На модерации Отложенный

 

  Иван, усердно поработав по двору, заходит в дом. Его Дуня хлопочет около печки,  на столе нарезанный большими скибами хлеб, солёные огурцы, и всю хату заполонил вкусный запах жареной картошки с луком. Ещё стоит стакан, пустой… Неужто нальёт? Такое редко с ней бывает, всё больше прячет, на праздники оставляет или на Дни рождения.

  Иван медленно, с затяжкой времени, гремит умывальником, тщательно вытирает руки и с надеждой посматривает на стол: уже и румяная картошка на тарелке испускает лёгкий дразнящий дух, а стакан как стоял пустой, так и стоит.

 - Мать, последняя неделя Масленицы, а блинами в доме и не пахнет, ты что? Забыла, что ли?

- Ну раз ты напомнил, то завтра и начну печь. А сегодня встретим праздники пока без блинов, и, вытащив из кармана фартука чекушку, буль-буль в стакан, наполнив его на треть…
- Ну что ты жадничаешь, мать, налей хотя бы половину, чё ты там плеснула цыплёнку на похмел?  И себе налей… Праздник наш всехний, что ж я алкаш, чтобы пить в одиночку?

  Иван хорошо знает, что Дуня отхлебнёт разок, а остальное достанется ему же. В глазах разлились довольство и доброта, даже можно сказать – умиление. Дуня расценивает это как собачью благодарность за сахарную кость.
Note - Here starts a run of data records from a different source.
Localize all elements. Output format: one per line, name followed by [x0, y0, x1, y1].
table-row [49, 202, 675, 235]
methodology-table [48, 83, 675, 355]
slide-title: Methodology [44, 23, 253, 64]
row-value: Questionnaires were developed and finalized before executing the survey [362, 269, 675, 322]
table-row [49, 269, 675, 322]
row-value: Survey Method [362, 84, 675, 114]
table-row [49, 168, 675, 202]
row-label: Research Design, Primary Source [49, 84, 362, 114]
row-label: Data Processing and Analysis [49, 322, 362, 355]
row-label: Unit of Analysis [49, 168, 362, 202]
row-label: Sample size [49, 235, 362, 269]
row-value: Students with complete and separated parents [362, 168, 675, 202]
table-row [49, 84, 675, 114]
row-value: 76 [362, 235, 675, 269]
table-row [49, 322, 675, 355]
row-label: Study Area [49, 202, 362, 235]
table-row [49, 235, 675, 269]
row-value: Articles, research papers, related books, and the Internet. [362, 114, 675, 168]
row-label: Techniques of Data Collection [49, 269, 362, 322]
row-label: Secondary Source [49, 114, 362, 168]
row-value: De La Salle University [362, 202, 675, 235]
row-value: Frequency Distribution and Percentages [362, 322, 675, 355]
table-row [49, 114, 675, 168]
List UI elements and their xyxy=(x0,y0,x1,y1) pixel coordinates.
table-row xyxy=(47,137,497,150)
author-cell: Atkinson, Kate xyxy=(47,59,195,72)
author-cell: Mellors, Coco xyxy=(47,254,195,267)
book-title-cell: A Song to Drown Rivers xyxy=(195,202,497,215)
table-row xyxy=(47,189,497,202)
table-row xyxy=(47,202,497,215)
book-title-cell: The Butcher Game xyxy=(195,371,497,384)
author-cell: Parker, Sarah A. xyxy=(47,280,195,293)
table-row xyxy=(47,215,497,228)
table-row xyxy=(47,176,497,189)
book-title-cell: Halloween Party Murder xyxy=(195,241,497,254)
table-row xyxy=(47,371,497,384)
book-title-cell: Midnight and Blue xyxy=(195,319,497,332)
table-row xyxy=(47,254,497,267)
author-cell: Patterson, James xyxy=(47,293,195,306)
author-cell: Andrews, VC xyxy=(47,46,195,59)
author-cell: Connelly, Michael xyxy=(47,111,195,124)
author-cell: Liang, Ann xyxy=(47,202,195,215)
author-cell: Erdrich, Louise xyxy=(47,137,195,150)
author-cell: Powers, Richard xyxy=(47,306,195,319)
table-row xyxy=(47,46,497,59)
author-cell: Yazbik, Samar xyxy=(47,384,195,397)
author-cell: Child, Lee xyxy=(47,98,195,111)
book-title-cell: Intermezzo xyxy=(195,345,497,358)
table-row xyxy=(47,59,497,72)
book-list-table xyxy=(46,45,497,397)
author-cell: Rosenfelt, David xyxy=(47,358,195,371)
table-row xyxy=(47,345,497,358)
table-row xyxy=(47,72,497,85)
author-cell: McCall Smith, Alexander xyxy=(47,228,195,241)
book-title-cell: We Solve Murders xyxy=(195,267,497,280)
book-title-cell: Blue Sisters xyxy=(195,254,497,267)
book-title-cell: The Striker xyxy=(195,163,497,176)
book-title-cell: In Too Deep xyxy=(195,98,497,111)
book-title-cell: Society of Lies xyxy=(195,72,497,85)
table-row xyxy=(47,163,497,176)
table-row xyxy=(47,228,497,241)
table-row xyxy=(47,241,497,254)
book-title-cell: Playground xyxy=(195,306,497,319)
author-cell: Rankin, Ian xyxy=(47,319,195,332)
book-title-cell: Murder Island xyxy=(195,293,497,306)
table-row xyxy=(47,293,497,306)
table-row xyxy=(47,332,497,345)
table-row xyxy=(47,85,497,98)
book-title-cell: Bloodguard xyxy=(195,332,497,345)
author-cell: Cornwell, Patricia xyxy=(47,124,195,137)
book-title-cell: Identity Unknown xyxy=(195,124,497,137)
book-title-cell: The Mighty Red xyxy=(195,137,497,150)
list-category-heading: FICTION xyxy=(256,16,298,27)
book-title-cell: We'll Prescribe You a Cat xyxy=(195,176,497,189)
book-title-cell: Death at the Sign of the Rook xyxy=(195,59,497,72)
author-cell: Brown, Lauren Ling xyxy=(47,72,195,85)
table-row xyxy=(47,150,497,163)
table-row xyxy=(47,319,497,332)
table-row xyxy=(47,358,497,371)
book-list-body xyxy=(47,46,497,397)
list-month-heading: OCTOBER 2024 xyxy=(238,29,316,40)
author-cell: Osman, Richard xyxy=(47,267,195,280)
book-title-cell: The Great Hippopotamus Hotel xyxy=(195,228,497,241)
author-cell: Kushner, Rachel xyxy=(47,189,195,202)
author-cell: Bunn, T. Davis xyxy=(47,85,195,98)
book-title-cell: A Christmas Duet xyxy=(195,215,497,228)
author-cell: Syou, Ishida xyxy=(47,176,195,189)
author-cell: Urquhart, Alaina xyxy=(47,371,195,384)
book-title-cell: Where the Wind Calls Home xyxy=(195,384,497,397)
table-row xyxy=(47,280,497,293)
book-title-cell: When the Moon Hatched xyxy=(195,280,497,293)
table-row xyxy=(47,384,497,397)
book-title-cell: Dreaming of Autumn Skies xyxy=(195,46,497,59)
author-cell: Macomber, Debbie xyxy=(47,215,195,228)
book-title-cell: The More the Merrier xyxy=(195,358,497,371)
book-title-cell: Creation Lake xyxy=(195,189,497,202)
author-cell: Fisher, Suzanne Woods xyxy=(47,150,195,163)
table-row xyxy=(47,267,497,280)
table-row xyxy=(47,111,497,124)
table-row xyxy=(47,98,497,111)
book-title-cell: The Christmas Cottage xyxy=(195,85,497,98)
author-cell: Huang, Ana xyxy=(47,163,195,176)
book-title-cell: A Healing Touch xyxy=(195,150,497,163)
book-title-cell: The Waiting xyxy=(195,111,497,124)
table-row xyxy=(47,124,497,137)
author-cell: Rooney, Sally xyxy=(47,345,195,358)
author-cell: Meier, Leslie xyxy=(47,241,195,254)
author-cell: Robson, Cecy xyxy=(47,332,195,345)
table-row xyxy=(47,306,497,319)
Вообще, она уверена, что Иван её произошёл от собачьего рода: он умеет шевелить правым ухом ( дочь, выучившаяся на медсестру, говорит, что в человеке много чего от животных – остатки отмерших органов, которые в медицине называют рудименты), смотрит по-собачьи виновато, когда Дуня найдёт в спрятанной в духовке бутылке воду вместо самогонки, а когда довольство прёт из него фонтаном, она, фантазёрка, реально видит у мужа повиливание  хвостом. Скрытое, так сказать.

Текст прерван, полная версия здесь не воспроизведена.